Our polity allows for great diversity and offers new possibilities for creative new configurations. It also calls us to find ways to talk together about theology.

THEOLOGY

Some would think that theological discussion is the last things we should pursue. In the midst of the debates and derision of the past two decades, little serious theological dialogue has occurred. Theological discussion is messy, abrasive, exciting, dangerous and absolutely necessary. What will it mean in Texas? Can we pursue theological conversation without the accusation, character assassination and diatribe that has characterized the past 20 years?

The Texas Plan begins with a renewed emphasis on theological education for the laity, a most admirable proposal. How can we do it? A few illustrations must suffice.

First, wouldn’t it be wonderful to talk about the Bible again? Can we ever again get beyond theories about the text and find our way to the text itself? It is life changing, disturbing and unsettling.
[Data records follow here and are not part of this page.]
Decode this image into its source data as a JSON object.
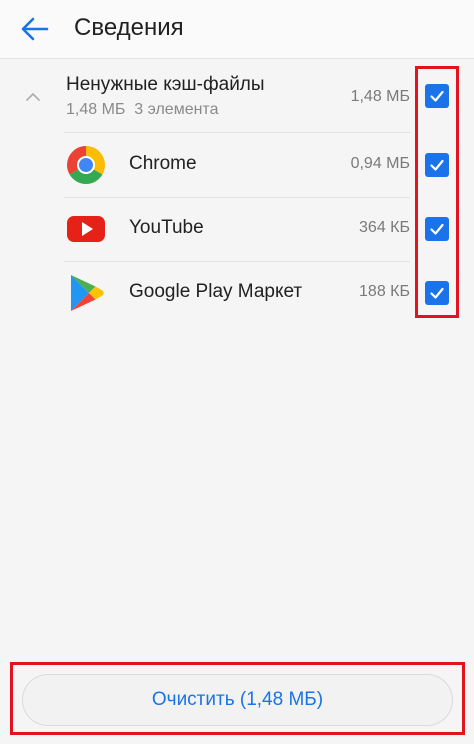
{
  "header": {
    "title": "Сведения",
    "back_icon": "arrow-left-icon"
  },
  "group": {
    "title": "Ненужные кэш-файлы",
    "subtitle": "1,48 МБ  3 элемента",
    "size": "1,48 МБ",
    "checked": true,
    "expand_icon": "chevron-up-icon"
  },
  "apps": [
    {
      "name": "Chrome",
      "size": "0,94 МБ",
      "checked": true,
      "icon": "chrome-icon"
    },
    {
      "name": "YouTube",
      "size": "364 КБ",
      "checked": true,
      "icon": "youtube-icon"
    },
    {
      "name": "Google Play Маркет",
      "size": "188 КБ",
      "checked": true,
      "icon": "google-play-icon"
    }
  ],
  "footer": {
    "clear_label": "Очистить (1,48 МБ)"
  },
  "colors": {
    "accent": "#1a73e8",
    "highlight": "#e3121f",
    "background": "#f5f5f5"
  }
}
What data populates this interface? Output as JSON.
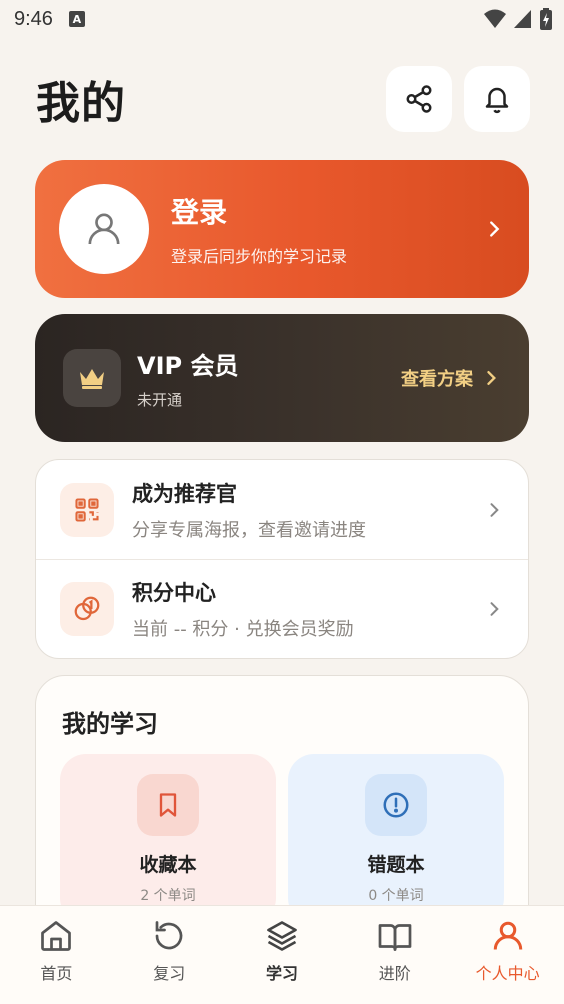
{
  "status": {
    "time": "9:46",
    "notification_icon": "A"
  },
  "header": {
    "title": "我的"
  },
  "login": {
    "title": "登录",
    "subtitle": "登录后同步你的学习记录"
  },
  "vip": {
    "title": "VIP 会员",
    "status": "未开通",
    "link": "查看方案"
  },
  "menu": {
    "items": [
      {
        "title": "成为推荐官",
        "subtitle": "分享专属海报，查看邀请进度",
        "icon": "qr-code-icon"
      },
      {
        "title": "积分中心",
        "subtitle": "当前 -- 积分 · 兑换会员奖励",
        "icon": "coins-icon"
      }
    ]
  },
  "study": {
    "title": "我的学习",
    "tiles": [
      {
        "label": "收藏本",
        "count": "2 个单词"
      },
      {
        "label": "错题本",
        "count": "0 个单词"
      }
    ]
  },
  "nav": {
    "items": [
      {
        "label": "首页",
        "icon": "home-icon"
      },
      {
        "label": "复习",
        "icon": "refresh-icon"
      },
      {
        "label": "学习",
        "icon": "layers-icon"
      },
      {
        "label": "进阶",
        "icon": "book-icon"
      },
      {
        "label": "个人中心",
        "icon": "user-icon"
      }
    ],
    "active_index": 4
  },
  "colors": {
    "accent": "#e8592d",
    "vip_gold": "#f2cf84",
    "background": "#f7f3ee"
  }
}
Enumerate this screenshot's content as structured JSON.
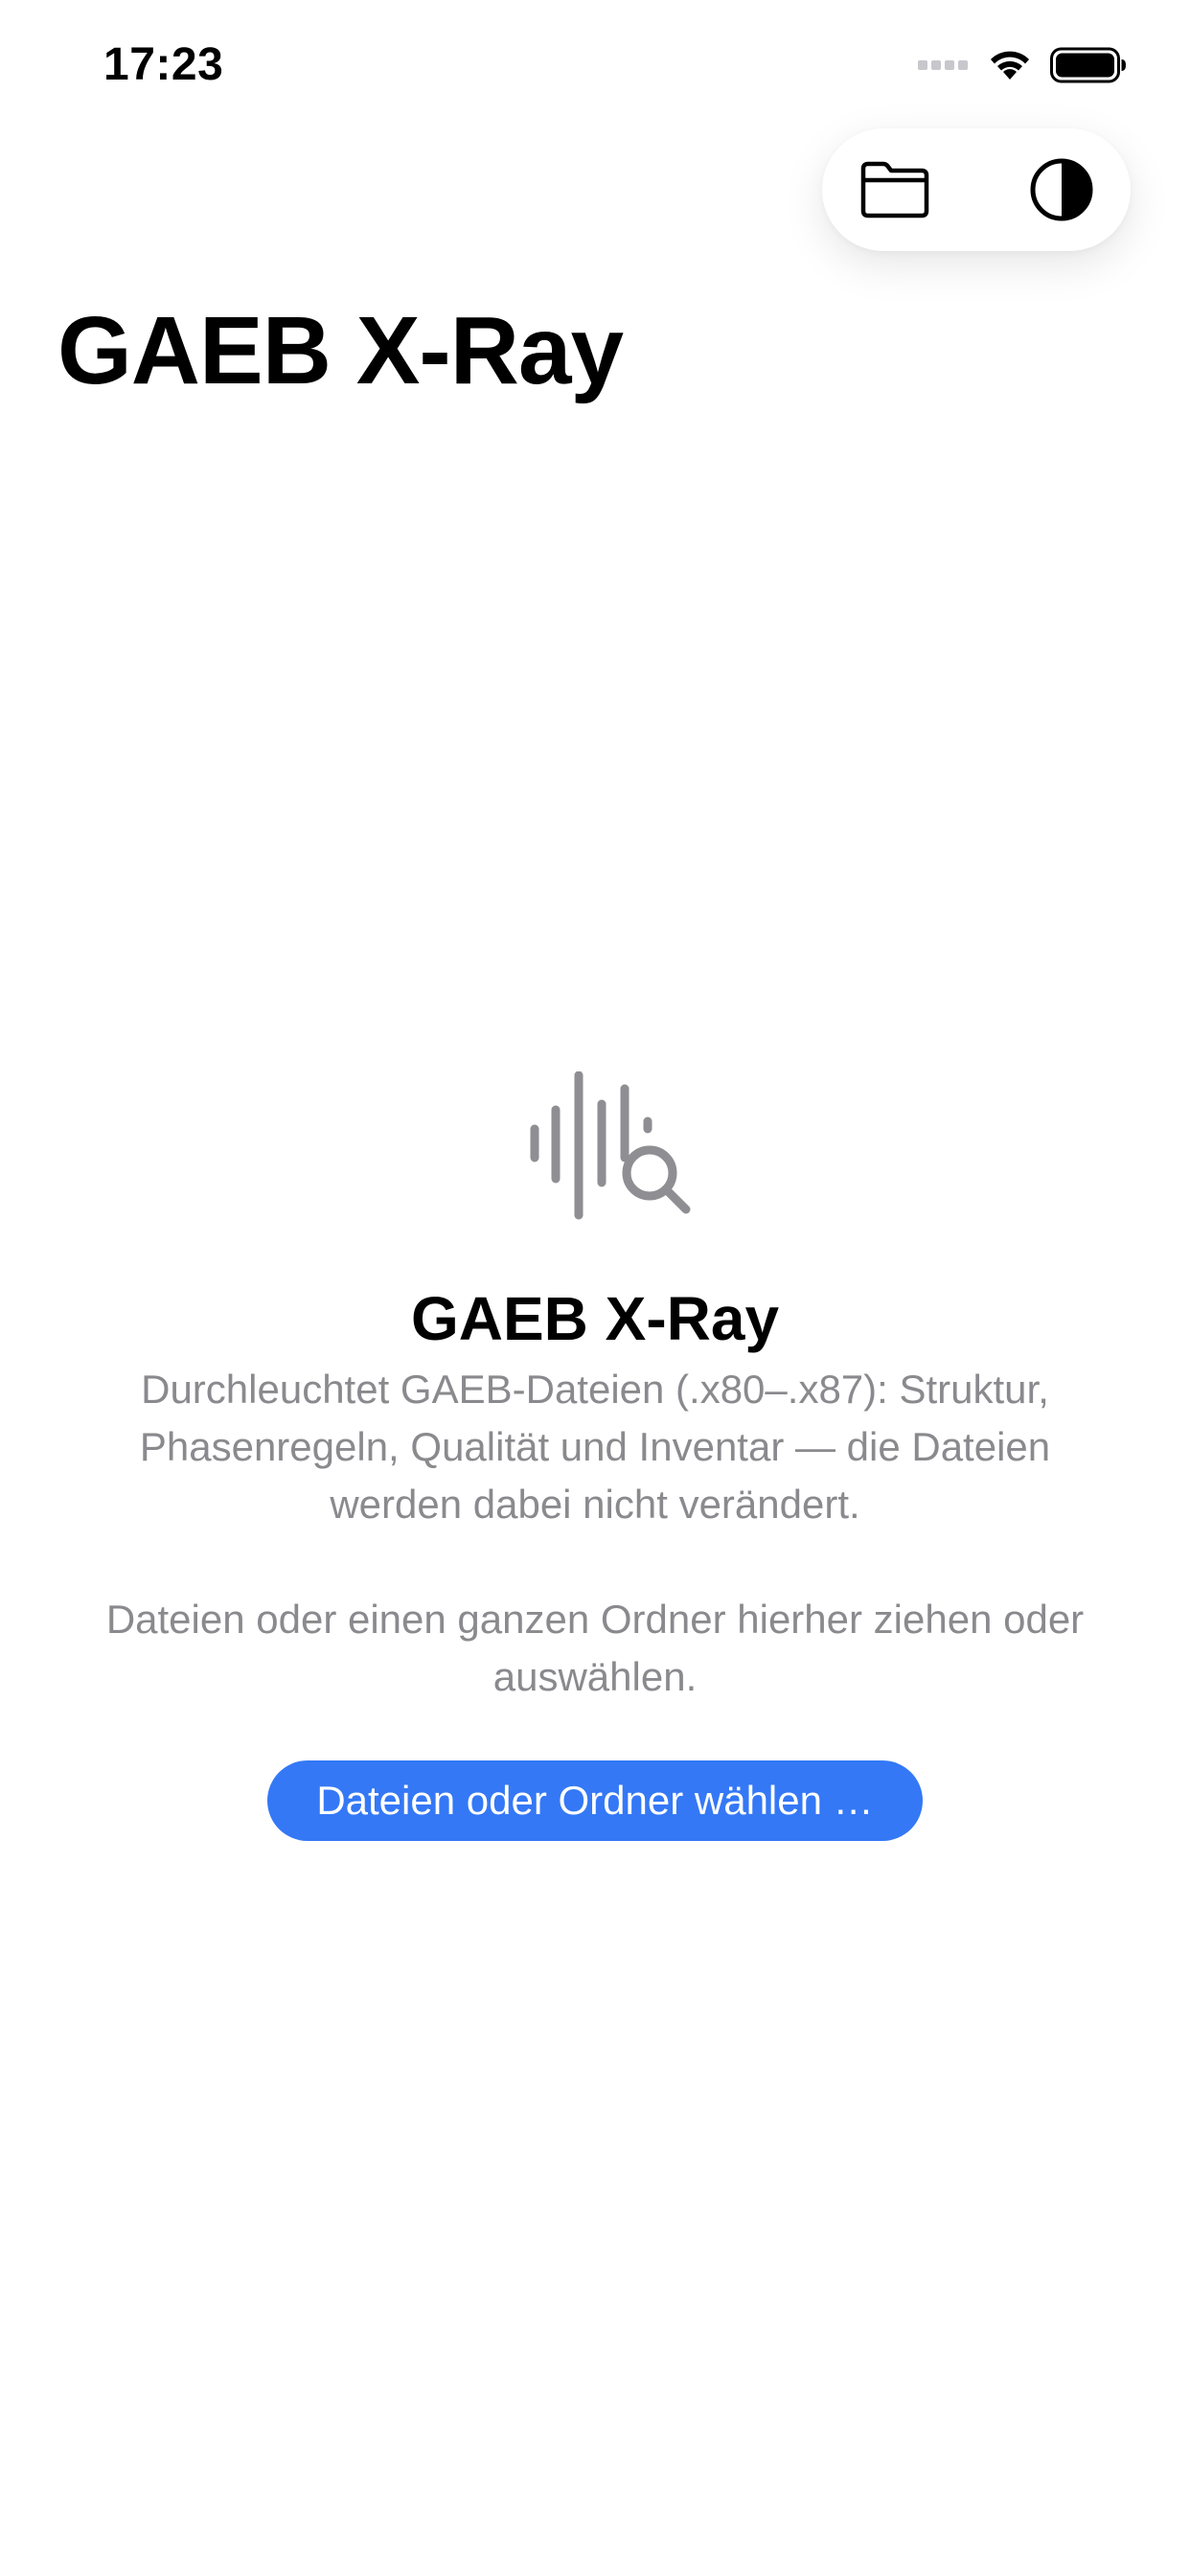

Second, we might talk also about Calvinism. The renewed emphasis on Calvinism opens doors to talk about election, free will, the atonement and the destiny of non-elect infants that calls us to confront our basic theological orientations on the way to the 21st century.

Third, we must revisit the question of conversion. We are a people who insist on what is called a regenerate church membership, but what do we mean by that? How do people come to faith? What is the nature of justification, entering into faith and sanctification, going on in grace? What does the rebaptism of church members, rampant in many segments of the Baptist family, say about our understanding of conversion? If we are going to baptize children, how will we nurture them to faith so that they do not race to rebaptism at every life crisis?

Fourth, what about baptism itself? How can we recognize the significance of Christian baptisms while also acknowledging the presence of diverse theological and methodological approaches to the sacramental event? Can we accept diversity while refusing to make baptism an incidental, almost negotiable, experience?

Debates over the meaning of baptism should not obscure its powerful gift of grace and identity given at the Jordan river and passed on to us. We are Baptists, after all, gathering at the river--or its fiberglass equivalent-- to celebrate new life in Christ as profoundly as did the earliest Christians.

CONCLUSION

For those early Texican believers, as for us, personal faith had communal implications. Sociologists Roof and McKinley write of contemporary religions that "membership stability is not a matter simply of liberal or conservative theology." Rather, "stability appeared to be more a reflection of communal belonging." We end where we began, then, with a group of Texas Baptists reshaping Baptist community in order to retain its energy, its ethos, its integrity and its heart.

As an expatriate Texan, let me say that the courage of early pioneers is still present among Texas Baptists. In recent and historic actions they have shown a courage, a daring and a willingness to confront their times as did our forbearers. On the threshold of a new century, Texans are setting a new course in an old tradition and that should make our hearts glad.